The Endeavor stent is made of a cobalt alloy and has a unique modular architecture designed to enhance deliverability, the company said. Lotan also reported that about 35% of these patients are afflicted with diabetes and that small vessel sizes – those 2.25 to 2.75 mm in diameter – account for 42% of the total Endeavor stents implanted in the registry to date.

“These are important findings because it indicates physicians are comfortable using the Endeavor stent in a wide variety of cases on an everyday basis,” he said. “Based on this early look at the data, especially the high delivery success rate, implanting physicians can have confidence that the Endeavor stent will perform well in many types of cases, whether they are routine or in patients with complex medical conditions.”

The average stent length in the registry is 17.6 mm, with 1.4 stents implanted per patient. In addition, more than 35% of the patients had a previous myocardial infarction and 33% had unstable angina at the time of the stent implant. The company said it will present additional results from the registry in the fall.

The Endeavor drug eluting coronary stent received CE mark approval in late July 2005 and is now available in more than 85 countries around the world but has not been approved for use in the U.S.

The company filed its first premarket approval (PMA) module with the FDA in October 2005, and said it remains on track for PMA approval in calendar year 2007.

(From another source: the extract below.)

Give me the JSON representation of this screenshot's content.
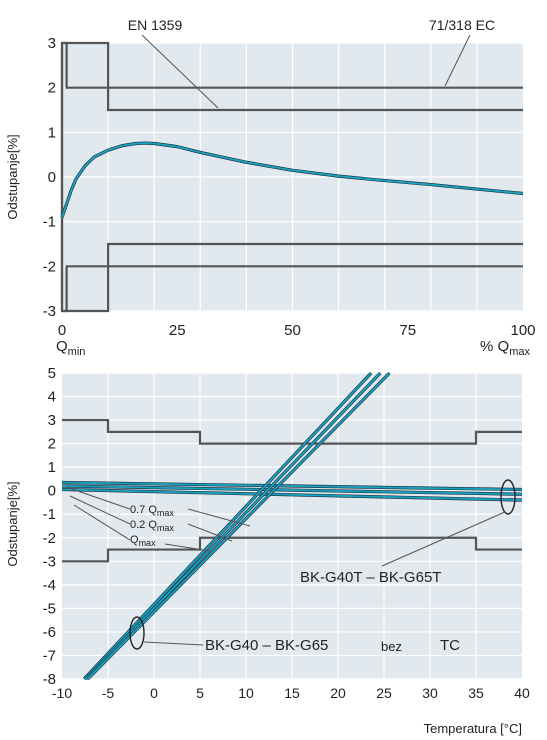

In other EuroPCR news, Boston Scientific (Natick, Massachusetts) reported that a peer-reviewed medical journal affiliated with the Paris Course on Revascularization called EuroIntervention, has released an integrated analysis that it said further supports the strong performance of the Taxus paclitaxel-eluting coronary stent system for the treatment of coronary artery disease in diabetic patients.

In the analysis, the diabetic patients who received a Taxus stent system had significantly lower rates of restenosis and repeat interventions than those who received a bare-metal stent.

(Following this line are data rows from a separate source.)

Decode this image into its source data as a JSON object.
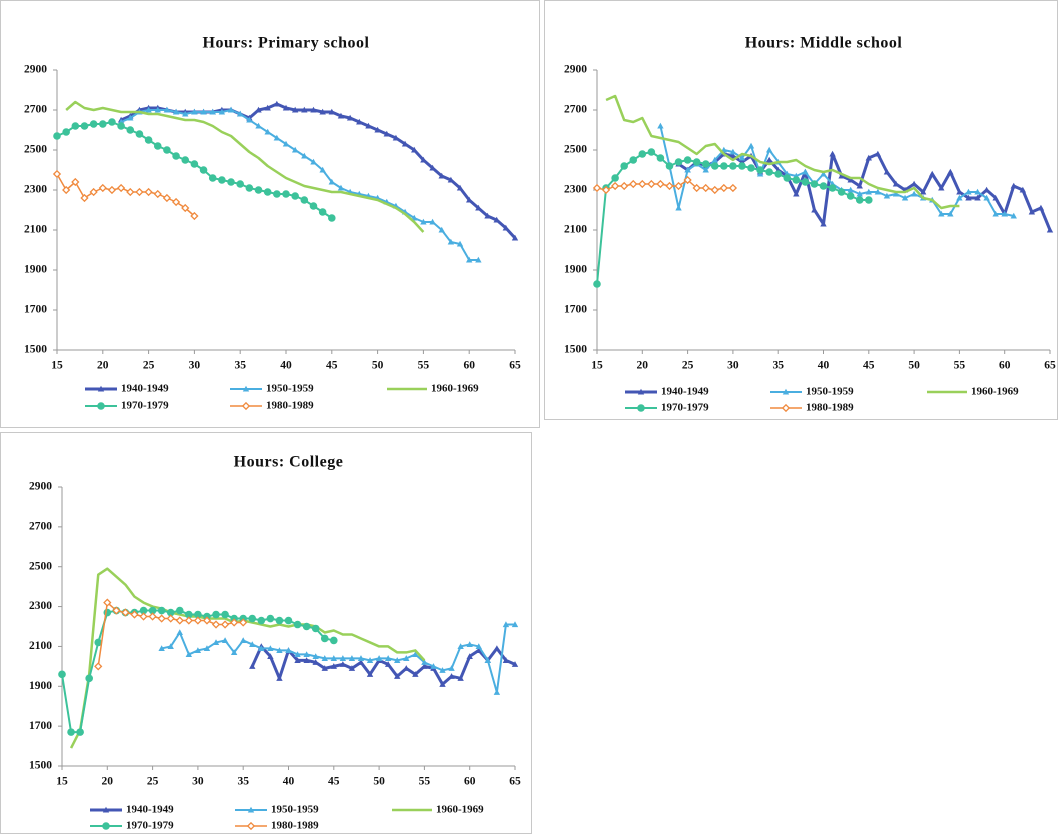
{
  "chart_data": [
    {
      "type": "line",
      "title": "Hours: Primary school",
      "x": [
        15,
        16,
        17,
        18,
        19,
        20,
        21,
        22,
        23,
        24,
        25,
        26,
        27,
        28,
        29,
        30,
        31,
        32,
        33,
        34,
        35,
        36,
        37,
        38,
        39,
        40,
        41,
        42,
        43,
        44,
        45,
        46,
        47,
        48,
        49,
        50,
        51,
        52,
        53,
        54,
        55,
        56,
        57,
        58,
        59,
        60,
        61,
        62,
        63,
        64,
        65
      ],
      "xlim": [
        15,
        65
      ],
      "ylim": [
        1500,
        2900
      ],
      "xticks": [
        15,
        20,
        25,
        30,
        35,
        40,
        45,
        50,
        55,
        60,
        65
      ],
      "yticks": [
        1500,
        1700,
        1900,
        2100,
        2300,
        2500,
        2700,
        2900
      ],
      "grid": false,
      "series": [
        {
          "name": "1940-1949",
          "color": "#4356b4",
          "marker": "triangle",
          "width": 3,
          "values": [
            null,
            null,
            null,
            null,
            null,
            null,
            null,
            2650,
            2670,
            2700,
            2710,
            2710,
            2700,
            2690,
            2690,
            2690,
            2690,
            2690,
            2700,
            2700,
            2680,
            2660,
            2700,
            2710,
            2730,
            2710,
            2700,
            2700,
            2700,
            2690,
            2690,
            2670,
            2660,
            2640,
            2620,
            2600,
            2580,
            2560,
            2530,
            2500,
            2450,
            2410,
            2370,
            2350,
            2310,
            2250,
            2210,
            2170,
            2150,
            2110,
            2060
          ]
        },
        {
          "name": "1950-1959",
          "color": "#4aaee0",
          "marker": "triangle",
          "width": 2,
          "values": [
            null,
            null,
            null,
            null,
            null,
            null,
            null,
            2640,
            2660,
            2690,
            2700,
            2700,
            2700,
            2690,
            2680,
            2690,
            2690,
            2690,
            2690,
            2700,
            2680,
            2650,
            2620,
            2590,
            2560,
            2530,
            2500,
            2470,
            2440,
            2400,
            2340,
            2310,
            2290,
            2280,
            2270,
            2260,
            2240,
            2220,
            2190,
            2160,
            2140,
            2140,
            2100,
            2040,
            2030,
            1950,
            1950,
            null,
            null,
            null,
            null
          ]
        },
        {
          "name": "1960-1969",
          "color": "#99d05a",
          "marker": "none",
          "width": 2.5,
          "values": [
            null,
            2700,
            2740,
            2710,
            2700,
            2710,
            2700,
            2690,
            2690,
            2690,
            2680,
            2680,
            2670,
            2660,
            2650,
            2650,
            2640,
            2620,
            2590,
            2570,
            2530,
            2490,
            2460,
            2420,
            2390,
            2360,
            2340,
            2320,
            2310,
            2300,
            2290,
            2290,
            2280,
            2270,
            2260,
            2250,
            2230,
            2210,
            2180,
            2140,
            2090,
            null,
            null,
            null,
            null,
            null,
            null,
            null,
            null,
            null,
            null
          ]
        },
        {
          "name": "1970-1979",
          "color": "#3cc29a",
          "marker": "circle",
          "width": 2,
          "values": [
            2570,
            2590,
            2620,
            2620,
            2630,
            2630,
            2640,
            2620,
            2600,
            2580,
            2550,
            2520,
            2500,
            2470,
            2450,
            2430,
            2400,
            2360,
            2350,
            2340,
            2330,
            2310,
            2300,
            2290,
            2280,
            2280,
            2270,
            2250,
            2220,
            2190,
            2160,
            null,
            null,
            null,
            null,
            null,
            null,
            null,
            null,
            null,
            null,
            null,
            null,
            null,
            null,
            null,
            null,
            null,
            null,
            null,
            null
          ]
        },
        {
          "name": "1980-1989",
          "color": "#f08a3e",
          "marker": "diamond-open",
          "width": 1.5,
          "values": [
            2380,
            2300,
            2340,
            2260,
            2290,
            2310,
            2300,
            2310,
            2290,
            2290,
            2290,
            2280,
            2260,
            2240,
            2210,
            2170,
            null,
            null,
            null,
            null,
            null,
            null,
            null,
            null,
            null,
            null,
            null,
            null,
            null,
            null,
            null,
            null,
            null,
            null,
            null,
            null,
            null,
            null,
            null,
            null,
            null,
            null,
            null,
            null,
            null,
            null,
            null,
            null,
            null,
            null,
            null
          ]
        }
      ]
    },
    {
      "type": "line",
      "title": "Hours: Middle school",
      "x": [
        15,
        16,
        17,
        18,
        19,
        20,
        21,
        22,
        23,
        24,
        25,
        26,
        27,
        28,
        29,
        30,
        31,
        32,
        33,
        34,
        35,
        36,
        37,
        38,
        39,
        40,
        41,
        42,
        43,
        44,
        45,
        46,
        47,
        48,
        49,
        50,
        51,
        52,
        53,
        54,
        55,
        56,
        57,
        58,
        59,
        60,
        61,
        62,
        63,
        64,
        65
      ],
      "xlim": [
        15,
        65
      ],
      "ylim": [
        1500,
        2900
      ],
      "xticks": [
        15,
        20,
        25,
        30,
        35,
        40,
        45,
        50,
        55,
        60,
        65
      ],
      "yticks": [
        1500,
        1700,
        1900,
        2100,
        2300,
        2500,
        2700,
        2900
      ],
      "grid": false,
      "series": [
        {
          "name": "1940-1949",
          "color": "#4356b4",
          "marker": "triangle",
          "width": 3,
          "values": [
            null,
            null,
            null,
            null,
            null,
            null,
            null,
            null,
            null,
            2430,
            2400,
            2440,
            2420,
            2440,
            2480,
            2470,
            2440,
            2470,
            2390,
            2450,
            2400,
            2370,
            2280,
            2390,
            2200,
            2130,
            2480,
            2370,
            2350,
            2320,
            2460,
            2480,
            2390,
            2330,
            2300,
            2330,
            2290,
            2380,
            2310,
            2390,
            2290,
            2260,
            2260,
            2300,
            2260,
            2180,
            2320,
            2300,
            2190,
            2210,
            2100
          ]
        },
        {
          "name": "1950-1959",
          "color": "#4aaee0",
          "marker": "triangle",
          "width": 2,
          "values": [
            null,
            null,
            null,
            null,
            null,
            null,
            null,
            2620,
            2420,
            2210,
            2400,
            2430,
            2400,
            2450,
            2500,
            2490,
            2460,
            2520,
            2380,
            2500,
            2440,
            2380,
            2370,
            2390,
            2330,
            2380,
            2330,
            2300,
            2300,
            2280,
            2290,
            2290,
            2270,
            2280,
            2260,
            2280,
            2260,
            2250,
            2180,
            2180,
            2260,
            2290,
            2290,
            2260,
            2180,
            2180,
            2170,
            null,
            null,
            null,
            null
          ]
        },
        {
          "name": "1960-1969",
          "color": "#99d05a",
          "marker": "none",
          "width": 2.5,
          "values": [
            null,
            2750,
            2770,
            2650,
            2640,
            2660,
            2570,
            2560,
            2550,
            2540,
            2510,
            2480,
            2520,
            2530,
            2480,
            2450,
            2480,
            2470,
            2440,
            2430,
            2440,
            2440,
            2450,
            2420,
            2400,
            2390,
            2400,
            2380,
            2360,
            2360,
            2330,
            2310,
            2300,
            2290,
            2290,
            2310,
            2260,
            2250,
            2210,
            2220,
            2220,
            null,
            null,
            null,
            null,
            null,
            null,
            null,
            null,
            null,
            null
          ]
        },
        {
          "name": "1970-1979",
          "color": "#3cc29a",
          "marker": "circle",
          "width": 2,
          "values": [
            1830,
            2310,
            2360,
            2420,
            2450,
            2480,
            2490,
            2460,
            2420,
            2440,
            2450,
            2440,
            2430,
            2420,
            2420,
            2420,
            2420,
            2410,
            2400,
            2390,
            2380,
            2360,
            2350,
            2340,
            2330,
            2320,
            2310,
            2290,
            2270,
            2250,
            2250,
            null,
            null,
            null,
            null,
            null,
            null,
            null,
            null,
            null,
            null,
            null,
            null,
            null,
            null,
            null,
            null,
            null,
            null,
            null,
            null
          ]
        },
        {
          "name": "1980-1989",
          "color": "#f08a3e",
          "marker": "diamond-open",
          "width": 1.5,
          "values": [
            2310,
            2300,
            2320,
            2320,
            2330,
            2330,
            2330,
            2330,
            2320,
            2320,
            2350,
            2310,
            2310,
            2300,
            2310,
            2310,
            null,
            null,
            null,
            null,
            null,
            null,
            null,
            null,
            null,
            null,
            null,
            null,
            null,
            null,
            null,
            null,
            null,
            null,
            null,
            null,
            null,
            null,
            null,
            null,
            null,
            null,
            null,
            null,
            null,
            null,
            null,
            null,
            null,
            null,
            null
          ]
        }
      ]
    },
    {
      "type": "line",
      "title": "Hours: College",
      "x": [
        15,
        16,
        17,
        18,
        19,
        20,
        21,
        22,
        23,
        24,
        25,
        26,
        27,
        28,
        29,
        30,
        31,
        32,
        33,
        34,
        35,
        36,
        37,
        38,
        39,
        40,
        41,
        42,
        43,
        44,
        45,
        46,
        47,
        48,
        49,
        50,
        51,
        52,
        53,
        54,
        55,
        56,
        57,
        58,
        59,
        60,
        61,
        62,
        63,
        64,
        65
      ],
      "xlim": [
        15,
        65
      ],
      "ylim": [
        1500,
        2900
      ],
      "xticks": [
        15,
        20,
        25,
        30,
        35,
        40,
        45,
        50,
        55,
        60,
        65
      ],
      "yticks": [
        1500,
        1700,
        1900,
        2100,
        2300,
        2500,
        2700,
        2900
      ],
      "grid": false,
      "series": [
        {
          "name": "1940-1949",
          "color": "#4356b4",
          "marker": "triangle",
          "width": 3,
          "values": [
            null,
            null,
            null,
            null,
            null,
            null,
            null,
            null,
            null,
            null,
            null,
            null,
            null,
            null,
            null,
            null,
            null,
            null,
            null,
            null,
            null,
            2000,
            2100,
            2050,
            1940,
            2080,
            2030,
            2030,
            2020,
            1990,
            2000,
            2010,
            1990,
            2020,
            1960,
            2030,
            2010,
            1950,
            1990,
            1960,
            2000,
            1990,
            1910,
            1950,
            1940,
            2050,
            2080,
            2030,
            2090,
            2030,
            2010
          ]
        },
        {
          "name": "1950-1959",
          "color": "#4aaee0",
          "marker": "triangle",
          "width": 2,
          "values": [
            null,
            null,
            null,
            null,
            null,
            null,
            null,
            null,
            null,
            null,
            null,
            2090,
            2100,
            2170,
            2060,
            2080,
            2090,
            2120,
            2130,
            2070,
            2130,
            2110,
            2090,
            2090,
            2080,
            2080,
            2060,
            2060,
            2050,
            2040,
            2040,
            2040,
            2040,
            2040,
            2030,
            2040,
            2040,
            2030,
            2040,
            2060,
            2020,
            2000,
            1980,
            1990,
            2100,
            2110,
            2100,
            2030,
            1870,
            2210,
            2210
          ]
        },
        {
          "name": "1960-1969",
          "color": "#99d05a",
          "marker": "none",
          "width": 2.5,
          "values": [
            null,
            1590,
            1680,
            1960,
            2460,
            2490,
            2450,
            2410,
            2350,
            2320,
            2300,
            2290,
            2270,
            2260,
            2250,
            2250,
            2240,
            2240,
            2240,
            2220,
            2230,
            2220,
            2210,
            2200,
            2210,
            2200,
            2210,
            2210,
            2200,
            2170,
            2180,
            2160,
            2160,
            2140,
            2120,
            2100,
            2100,
            2070,
            2070,
            2080,
            2030,
            null,
            null,
            null,
            null,
            null,
            null,
            null,
            null,
            null,
            null
          ]
        },
        {
          "name": "1970-1979",
          "color": "#3cc29a",
          "marker": "circle",
          "width": 2,
          "values": [
            1960,
            1670,
            1670,
            1940,
            2120,
            2270,
            2280,
            2270,
            2270,
            2280,
            2280,
            2280,
            2270,
            2280,
            2260,
            2260,
            2250,
            2260,
            2260,
            2240,
            2240,
            2240,
            2230,
            2240,
            2230,
            2230,
            2210,
            2200,
            2190,
            2140,
            2130,
            null,
            null,
            null,
            null,
            null,
            null,
            null,
            null,
            null,
            null,
            null,
            null,
            null,
            null,
            null,
            null,
            null,
            null,
            null,
            null
          ]
        },
        {
          "name": "1980-1989",
          "color": "#f08a3e",
          "marker": "diamond-open",
          "width": 1.5,
          "values": [
            null,
            null,
            null,
            null,
            2000,
            2320,
            2280,
            2270,
            2260,
            2250,
            2250,
            2240,
            2240,
            2230,
            2230,
            2230,
            2230,
            2210,
            2210,
            2220,
            2220,
            null,
            null,
            null,
            null,
            null,
            null,
            null,
            null,
            null,
            null,
            null,
            null,
            null,
            null,
            null,
            null,
            null,
            null,
            null,
            null,
            null,
            null,
            null,
            null,
            null,
            null,
            null,
            null,
            null,
            null
          ]
        }
      ]
    }
  ]
}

According to the authors of the analysis, a number of mechanistic factors may contribute to the observed Taxus stent benefit. They state that the unique mechanism of action of paclitaxel, the drug used in Taxus stents, supports their conclusion of emerging evidence of the excellent efficiency of Taxus stents in insulin-dependent diabetics.

The study is the first to use an integrated analysis of randomized data to examine aggregate results in a lower frequency but higher-risk diabetic population.

Four TAXUS clinical trials (TAXUS II, TAXUS IV, TAXUS V and TAXUS VI) were included in the analysis, involving a total of 3,445 patients with coronary artery stenosis, 814 of whom had diabetes.

Assessments of lesion characteristics showed that diabetic patients on average had more complex lesions than did non-diabetic patients. While diabetes has been identified as a strong predictor of restenosis after implantation of bare-metal stents, the angiographic and clinical results of this integrated analysis with similar outcomes independent of diabetic status suggest a significant advantage of the Taxus stent system in diabetic patients, including the high-risk insulin-treated subset.

The pooled clinical trial results at nine months reported a target lesion revascularization (TLR) rate of 5.4% in non-diabetic patients in the Taxus group and a TLR rate of 5.8% in diabetic patients (insulin-treated) in the Taxus group.